Excerpts from Afghan Massacre: The Convoy of Death were broadcast again and discussed on the Democracy Now! radio programme on 13 July 2009, with images from the documentary shown on the programme's website. The programme, which featured James Risen and Susannah Sirkin, Deputy Director of Physicians for Human Rights, claimed that "at least 2,000" prisoners of war had perished in the massacre. Sirkin confirmed the claims made in Afghan Massacre: The Convoy of Death that eyewitnesses who had given information on the incident had been tortured and killed, and stated that a FOIA document showed that the "U.S. government and, apparently, intelligence agency – it's a three-letter word that’s redacted of an intelligence branch of the U.S. government in the FOIA – they knew and reported that eyewitnesses to this massacre had been killed and tortured."

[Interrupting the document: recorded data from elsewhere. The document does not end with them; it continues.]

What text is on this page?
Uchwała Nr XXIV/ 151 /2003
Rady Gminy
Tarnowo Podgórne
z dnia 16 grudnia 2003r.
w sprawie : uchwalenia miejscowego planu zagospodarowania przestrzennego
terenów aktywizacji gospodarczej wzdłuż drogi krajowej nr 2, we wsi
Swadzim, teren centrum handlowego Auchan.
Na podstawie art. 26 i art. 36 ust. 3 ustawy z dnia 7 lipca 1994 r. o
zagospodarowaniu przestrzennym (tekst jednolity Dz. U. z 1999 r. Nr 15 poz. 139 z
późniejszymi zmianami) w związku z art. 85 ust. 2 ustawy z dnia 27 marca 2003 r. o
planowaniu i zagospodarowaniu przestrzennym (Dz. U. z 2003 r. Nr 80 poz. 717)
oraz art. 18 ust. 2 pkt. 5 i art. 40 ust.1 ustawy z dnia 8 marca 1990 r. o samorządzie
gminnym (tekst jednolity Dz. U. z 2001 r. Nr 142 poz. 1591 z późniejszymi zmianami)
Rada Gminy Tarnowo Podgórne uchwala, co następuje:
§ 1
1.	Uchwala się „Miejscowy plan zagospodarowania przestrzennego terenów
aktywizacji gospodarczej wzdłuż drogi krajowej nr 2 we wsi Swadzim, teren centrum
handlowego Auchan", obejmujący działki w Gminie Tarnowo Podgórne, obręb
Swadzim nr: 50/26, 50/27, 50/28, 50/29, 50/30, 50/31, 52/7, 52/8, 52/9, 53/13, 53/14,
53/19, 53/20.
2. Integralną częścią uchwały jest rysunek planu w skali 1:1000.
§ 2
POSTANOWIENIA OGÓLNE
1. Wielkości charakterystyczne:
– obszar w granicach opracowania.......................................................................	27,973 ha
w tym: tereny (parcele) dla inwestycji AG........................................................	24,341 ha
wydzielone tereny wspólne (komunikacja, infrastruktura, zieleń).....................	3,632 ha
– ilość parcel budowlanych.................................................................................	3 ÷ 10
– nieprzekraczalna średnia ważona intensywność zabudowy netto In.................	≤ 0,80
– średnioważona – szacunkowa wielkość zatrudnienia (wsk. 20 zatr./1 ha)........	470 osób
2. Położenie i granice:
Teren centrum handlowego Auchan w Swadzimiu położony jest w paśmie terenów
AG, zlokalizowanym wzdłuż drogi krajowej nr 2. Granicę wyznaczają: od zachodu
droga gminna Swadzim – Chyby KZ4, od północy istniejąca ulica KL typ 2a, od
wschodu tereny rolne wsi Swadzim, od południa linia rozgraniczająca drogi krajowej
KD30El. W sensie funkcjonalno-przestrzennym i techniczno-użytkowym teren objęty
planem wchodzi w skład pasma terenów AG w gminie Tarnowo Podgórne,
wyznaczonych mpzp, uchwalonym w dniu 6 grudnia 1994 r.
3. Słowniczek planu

Risen commented in the programme that in writing his article he "tried not to get caught up in something that I think in the past has slowed down some of the efforts by journalists to look into this. I think in the past one of the mistakes some journalists made was to try and prove a direct involvement by the U.S. personnel in the massacre itself. I frankly don't believe that any U.S. military personnel were involved in the massacre. And, you know, U.S. Special Forces troops who were traveling with Dostum have long maintained that they knew nothing about this. And, you know, so I tried not to go down that road." He added that "the investigation should focus rather on what happened afterwards in the Bush administration."
On July 17, 2009, in an article published by Radio Free Europe/Radio Liberty, Dostum again described Doran's film as a "fake story", saying that the whole number of prisoners of war captured by his troops was less than the number Doran's film claimed had been killed, and denying there could have been any abuse of prisoners. Dostum's column was sharply criticised by human rights groups. In a rebuttal published by Radio Free Europe/Radio Liberty in parallel to Dostum's piece, Sam Zarifi, the Asia-Pacific director for Amnesty International and a human rights investigator in Afghanistan in 2002, stated that "investigations carried out shortly after the alleged killings by highly experienced and respected forensic analysts from Physicians for Human Rights established the presence of recently deceased human remains at Dasht-e Leili and suggested that they were the victims of homicide."
Afghan Massacre: the Convoy of Death won a Gold Special Jury Award at the Worldfest Houston Film Festival 2004. The footage of Mazar-i-Sharif featured in the documentary is by Najibullah Quraishi, who won two prizes at the 2002 Rory Peck Awards for this work, the Sony International Impact Award and the Rory Peck Award for Hard News.